Signe Rudin zette haar leesbril met zonnebrilfunctie af, streek een haarlok uit haar gezicht en keek Fanny aan.
‘We moeten hier niet al te veel waarde aan hechten. Het is zoals bekend niet helemaal ongewoon dat we haatbrieven ontvangen. Dit kan over wat dan ook gaan. We hebben geen idee. En daarbij: het is ook niet direct tegen jou gericht. Niemand heeft je immers persoonlijk bedreigd.’
‘Nee, maar dat neemt niet weg dat ik het behoorlijk eng vind. Ik ben bang. Ik durf de straat niet meer op na zoiets.’
‘Je moet je hierdoor nu niet laten meeslepen.’
‘We moeten de politie toch wel bellen? Zeker gezien wat er allemaal gebeurd is.’
‘Ik wil het hier eerst met het hoofd van de uitgeverij over hebben, vragen wat zij vindt. Daarna moeten we maar afwachten hoe de uitgeverij besluit hierop te reageren.’
Signe Rudin klapte de kaart dicht en deed hem terug in de envelop.
Fanny had het gevoel dat er over haar heen gewalst werd, voelde zich machteloos. Alsof de bedreiging tegen haar niet serieus werd genomen. Maar als de hoofdredactrice die resolute stem opzette, kon niets haar besluit doen veranderen.
Op trillende benen keerde ze terug naar haar kamer.
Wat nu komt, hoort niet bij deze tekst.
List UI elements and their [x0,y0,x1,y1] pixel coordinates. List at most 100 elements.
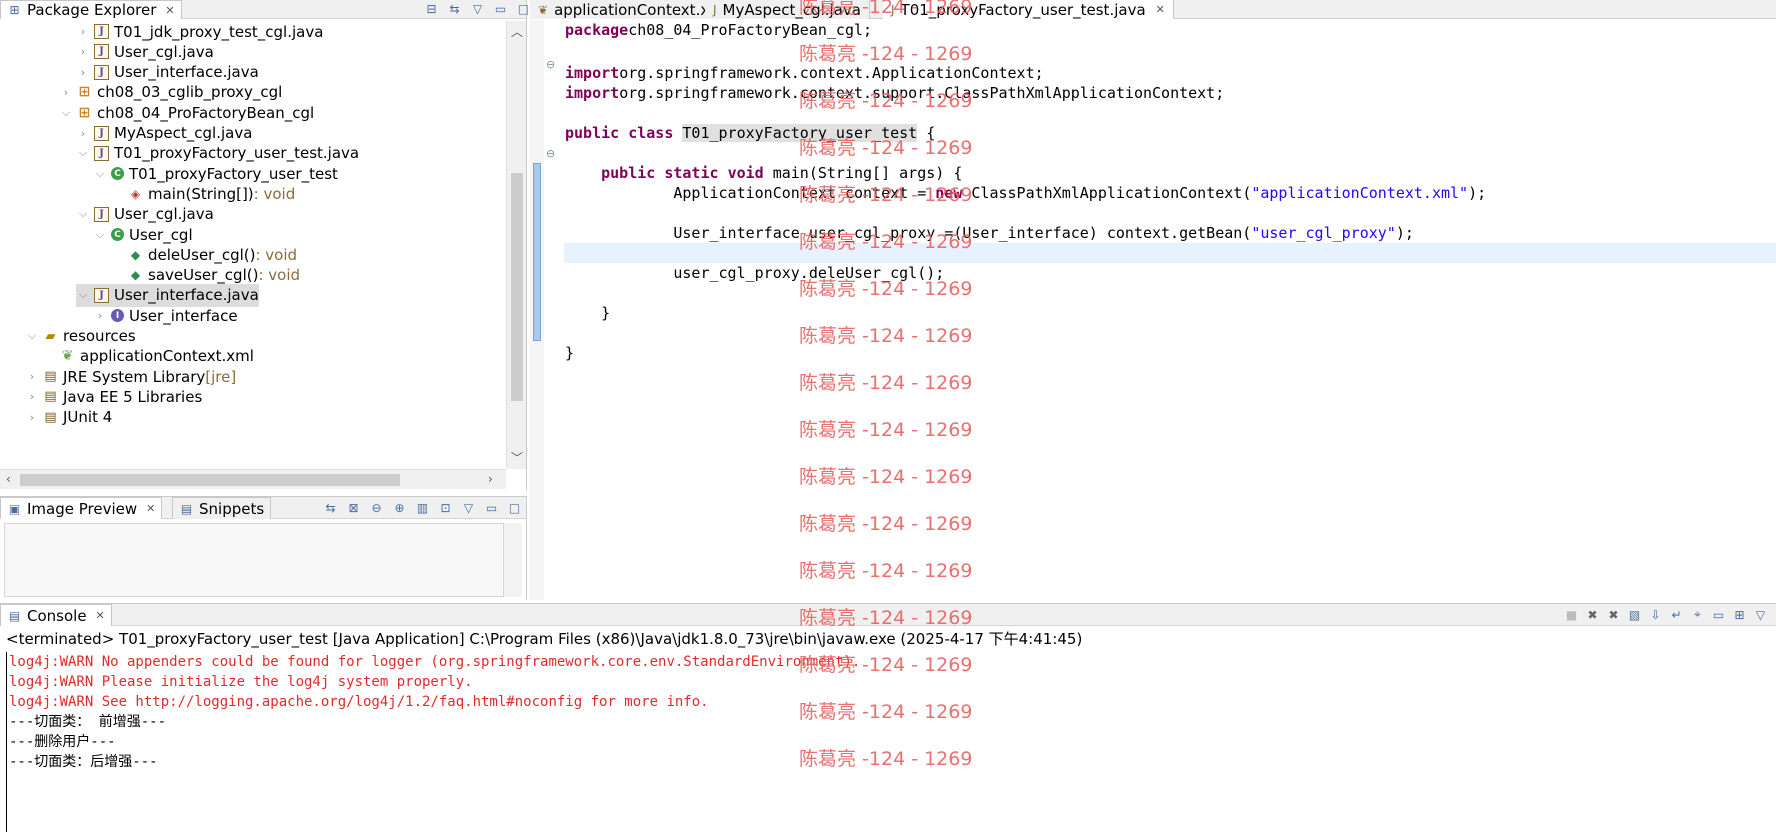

Bleef met een lege blik voor zich uit zitten staren. Misschien was het wel zoals Signe zei, hoorde de brief thuis in het rijtje van onbeduidende brieven die de redactie regelmatig van gekken ontving. Ja, dat was het waarschijnlijk, probeerde ze zichzelf te overtuigen.
Maar het gevoel van onbehagen wilde maar niet verdwijnen.